Is the median of the F-distribution with m and n degrees of freedom decreasing in n, for any m?
From experiments it looks like it might be, but I have been unable to prove it.
Is the median of the F-distribution with m and n degrees of freedom decreasing in n, for any m?
From experiments it looks like it might be, but I have been unable to prove it.
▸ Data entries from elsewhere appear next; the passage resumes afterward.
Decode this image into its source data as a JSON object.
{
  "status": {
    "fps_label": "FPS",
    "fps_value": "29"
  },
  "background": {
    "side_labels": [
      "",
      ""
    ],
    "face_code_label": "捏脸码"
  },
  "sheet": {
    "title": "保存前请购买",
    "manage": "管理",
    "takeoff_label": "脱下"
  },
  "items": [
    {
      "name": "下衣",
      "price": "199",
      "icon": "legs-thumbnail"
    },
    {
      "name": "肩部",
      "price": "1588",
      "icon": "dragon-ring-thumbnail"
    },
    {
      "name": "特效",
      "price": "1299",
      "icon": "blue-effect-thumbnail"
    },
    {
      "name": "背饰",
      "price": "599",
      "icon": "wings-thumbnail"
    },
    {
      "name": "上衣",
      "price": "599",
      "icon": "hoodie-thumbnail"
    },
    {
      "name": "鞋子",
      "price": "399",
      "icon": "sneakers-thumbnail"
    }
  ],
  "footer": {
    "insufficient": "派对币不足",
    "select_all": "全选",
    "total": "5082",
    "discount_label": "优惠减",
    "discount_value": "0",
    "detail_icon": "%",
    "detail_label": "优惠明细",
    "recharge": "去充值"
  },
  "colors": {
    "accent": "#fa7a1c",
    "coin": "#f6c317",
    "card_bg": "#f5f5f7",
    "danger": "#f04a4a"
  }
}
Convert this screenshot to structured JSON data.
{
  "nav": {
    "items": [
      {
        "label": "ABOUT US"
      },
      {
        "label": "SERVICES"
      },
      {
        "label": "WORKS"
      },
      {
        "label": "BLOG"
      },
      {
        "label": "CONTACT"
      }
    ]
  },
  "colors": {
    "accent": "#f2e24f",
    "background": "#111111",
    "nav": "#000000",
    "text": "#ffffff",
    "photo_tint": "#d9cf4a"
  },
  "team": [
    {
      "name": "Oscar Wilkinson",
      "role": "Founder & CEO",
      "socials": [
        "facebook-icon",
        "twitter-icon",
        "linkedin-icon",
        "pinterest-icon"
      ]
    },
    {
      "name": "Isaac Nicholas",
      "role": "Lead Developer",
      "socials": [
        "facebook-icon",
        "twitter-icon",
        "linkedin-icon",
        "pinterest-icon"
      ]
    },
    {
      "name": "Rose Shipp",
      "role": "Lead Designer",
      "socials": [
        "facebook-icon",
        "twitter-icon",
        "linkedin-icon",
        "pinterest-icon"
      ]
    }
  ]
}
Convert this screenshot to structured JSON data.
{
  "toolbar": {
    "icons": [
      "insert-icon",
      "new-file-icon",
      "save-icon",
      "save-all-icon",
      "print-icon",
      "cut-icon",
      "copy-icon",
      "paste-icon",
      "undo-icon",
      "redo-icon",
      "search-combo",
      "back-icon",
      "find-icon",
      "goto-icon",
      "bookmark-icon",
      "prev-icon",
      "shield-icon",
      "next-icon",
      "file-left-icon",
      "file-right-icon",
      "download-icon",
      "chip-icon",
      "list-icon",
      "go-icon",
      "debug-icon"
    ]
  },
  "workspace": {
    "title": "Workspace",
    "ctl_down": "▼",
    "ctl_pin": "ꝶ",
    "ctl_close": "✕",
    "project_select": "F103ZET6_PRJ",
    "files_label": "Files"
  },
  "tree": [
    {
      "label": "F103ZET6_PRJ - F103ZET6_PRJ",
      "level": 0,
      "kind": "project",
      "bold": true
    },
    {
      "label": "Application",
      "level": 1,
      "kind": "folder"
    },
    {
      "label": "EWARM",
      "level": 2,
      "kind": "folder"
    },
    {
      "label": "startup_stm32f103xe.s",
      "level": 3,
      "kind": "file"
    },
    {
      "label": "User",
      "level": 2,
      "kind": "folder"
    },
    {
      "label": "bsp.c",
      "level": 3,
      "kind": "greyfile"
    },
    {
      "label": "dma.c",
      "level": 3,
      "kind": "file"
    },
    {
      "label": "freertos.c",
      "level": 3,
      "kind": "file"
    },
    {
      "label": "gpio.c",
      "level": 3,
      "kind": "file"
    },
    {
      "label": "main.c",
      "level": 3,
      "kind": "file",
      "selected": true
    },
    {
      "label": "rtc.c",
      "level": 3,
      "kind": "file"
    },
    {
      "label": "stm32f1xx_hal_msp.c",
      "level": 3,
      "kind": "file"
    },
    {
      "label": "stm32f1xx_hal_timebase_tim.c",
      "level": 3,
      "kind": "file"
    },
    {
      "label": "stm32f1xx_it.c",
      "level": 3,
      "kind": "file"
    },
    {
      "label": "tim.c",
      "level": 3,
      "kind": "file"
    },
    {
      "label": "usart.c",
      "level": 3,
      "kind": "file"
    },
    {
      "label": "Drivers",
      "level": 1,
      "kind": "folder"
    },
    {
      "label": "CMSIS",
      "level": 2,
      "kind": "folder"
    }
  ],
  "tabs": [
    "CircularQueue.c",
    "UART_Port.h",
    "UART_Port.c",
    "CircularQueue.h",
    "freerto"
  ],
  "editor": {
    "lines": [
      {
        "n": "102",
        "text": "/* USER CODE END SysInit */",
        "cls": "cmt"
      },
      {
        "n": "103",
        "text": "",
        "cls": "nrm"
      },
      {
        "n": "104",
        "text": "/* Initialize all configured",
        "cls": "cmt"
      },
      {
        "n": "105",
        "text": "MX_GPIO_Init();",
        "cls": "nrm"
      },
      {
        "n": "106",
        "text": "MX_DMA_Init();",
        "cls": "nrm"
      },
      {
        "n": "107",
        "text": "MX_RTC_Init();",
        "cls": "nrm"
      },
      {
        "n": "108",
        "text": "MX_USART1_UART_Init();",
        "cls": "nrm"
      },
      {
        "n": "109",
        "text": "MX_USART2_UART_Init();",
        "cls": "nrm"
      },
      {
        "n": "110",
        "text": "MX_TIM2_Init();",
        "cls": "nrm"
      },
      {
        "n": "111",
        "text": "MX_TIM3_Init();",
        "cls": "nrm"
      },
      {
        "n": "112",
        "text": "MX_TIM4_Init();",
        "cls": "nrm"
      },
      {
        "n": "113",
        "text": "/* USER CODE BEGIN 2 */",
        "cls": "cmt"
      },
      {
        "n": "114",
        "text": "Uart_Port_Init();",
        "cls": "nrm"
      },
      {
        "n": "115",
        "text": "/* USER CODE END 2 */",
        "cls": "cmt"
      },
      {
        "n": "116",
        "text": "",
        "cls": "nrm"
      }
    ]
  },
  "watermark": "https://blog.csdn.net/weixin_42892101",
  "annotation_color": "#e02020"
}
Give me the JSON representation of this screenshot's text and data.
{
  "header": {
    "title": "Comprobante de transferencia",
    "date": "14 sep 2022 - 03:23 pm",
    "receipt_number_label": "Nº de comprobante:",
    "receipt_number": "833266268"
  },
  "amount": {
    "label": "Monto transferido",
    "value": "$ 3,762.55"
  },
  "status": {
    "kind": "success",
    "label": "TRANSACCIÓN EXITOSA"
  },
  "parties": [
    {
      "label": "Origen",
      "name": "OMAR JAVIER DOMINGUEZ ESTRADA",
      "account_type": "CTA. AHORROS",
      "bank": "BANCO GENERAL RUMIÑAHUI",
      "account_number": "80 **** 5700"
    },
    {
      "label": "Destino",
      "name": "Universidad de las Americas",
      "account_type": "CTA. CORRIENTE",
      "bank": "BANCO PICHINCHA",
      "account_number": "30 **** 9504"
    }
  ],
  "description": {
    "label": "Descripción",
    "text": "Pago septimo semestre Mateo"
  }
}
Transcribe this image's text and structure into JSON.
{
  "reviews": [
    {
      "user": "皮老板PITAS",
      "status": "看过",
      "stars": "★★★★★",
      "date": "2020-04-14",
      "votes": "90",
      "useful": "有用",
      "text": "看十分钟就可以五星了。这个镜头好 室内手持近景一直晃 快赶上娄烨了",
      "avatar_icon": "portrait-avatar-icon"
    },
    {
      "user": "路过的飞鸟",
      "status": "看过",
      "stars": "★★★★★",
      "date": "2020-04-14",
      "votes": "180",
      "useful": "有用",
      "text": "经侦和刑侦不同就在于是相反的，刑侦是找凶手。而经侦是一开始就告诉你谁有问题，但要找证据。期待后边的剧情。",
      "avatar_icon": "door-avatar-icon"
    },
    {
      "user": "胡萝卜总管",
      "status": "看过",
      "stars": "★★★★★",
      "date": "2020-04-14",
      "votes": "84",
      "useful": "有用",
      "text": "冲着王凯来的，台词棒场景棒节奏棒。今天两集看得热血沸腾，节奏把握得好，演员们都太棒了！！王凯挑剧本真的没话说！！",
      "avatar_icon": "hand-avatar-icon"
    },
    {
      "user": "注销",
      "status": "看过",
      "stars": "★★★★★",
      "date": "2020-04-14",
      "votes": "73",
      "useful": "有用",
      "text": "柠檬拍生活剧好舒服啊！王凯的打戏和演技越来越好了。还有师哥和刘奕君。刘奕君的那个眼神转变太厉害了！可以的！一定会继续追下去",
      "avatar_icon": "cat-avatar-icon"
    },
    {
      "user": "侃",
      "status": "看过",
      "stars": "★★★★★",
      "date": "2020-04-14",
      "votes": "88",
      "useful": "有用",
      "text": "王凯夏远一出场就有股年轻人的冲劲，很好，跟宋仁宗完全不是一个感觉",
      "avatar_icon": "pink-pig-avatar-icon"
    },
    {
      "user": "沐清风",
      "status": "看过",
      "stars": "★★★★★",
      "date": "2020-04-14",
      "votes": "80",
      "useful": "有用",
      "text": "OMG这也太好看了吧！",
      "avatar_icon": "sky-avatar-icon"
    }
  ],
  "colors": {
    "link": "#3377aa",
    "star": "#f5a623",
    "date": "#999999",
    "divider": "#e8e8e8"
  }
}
This officially free to download "Handbook of Statistical Distributions" shows that (using their notation) the cumulative distribution (cdf) of the F-distribution can be written as the cdf of a transformed Beta variable: $\int_{0}^{F_a} f\left(F;m,n\right)dF=1-a=\frac{B_x(\frac m2,\frac n2)}{B(\frac m2,\frac n2)}\equiv G_B(x;\frac m2,\frac n2),\;x=\frac{mF_a}{n+mF_a}$ Moreover, based on this source the median of a $B(\alpha,\beta)$ distribution, for $\alpha>1, \beta>1$ is approx. equal to $ \frac {\alpha -\frac 13}{\alpha +\beta -\frac 23}$. In our case this approximate formula holds for $m\gt 2, n \gt2$. For this case then we have (setting $a=\frac 12$)
$\frac{mF_\frac 12}{n+mF_\frac 12} \approx\frac {\frac m2 -\frac 13}{\frac m2 +\frac n2 -\frac 23}$ Doing the algebra we arrive at
$F_\frac 12\approx \frac{n}{3n-2}\frac{3m-2}{m}$ and so $\text{sign} \left(\frac {\partial}{\partial n} F_\frac 12\right)=\text{sign} \left(\frac {\partial}{\partial n} \frac{n}{3n-2}\right)= \text{sign} \left(3n-2 - 3n\right) \lt 0$
For the case $\alpha =1 \Rightarrow m=2$ we have (source again) $\frac {mF_\frac 12}{n+mF_\frac 12} = 1-\frac {1}{2^{(2/n)}}$
which leads again to a negative relationship between the median of the F-distribution and the denominator degrees of freedom.
I have no proof for the remaining degrees of freedom. The $F(1,n)$ distribution is the distribution of a squared Student's-t random variable, if that helps.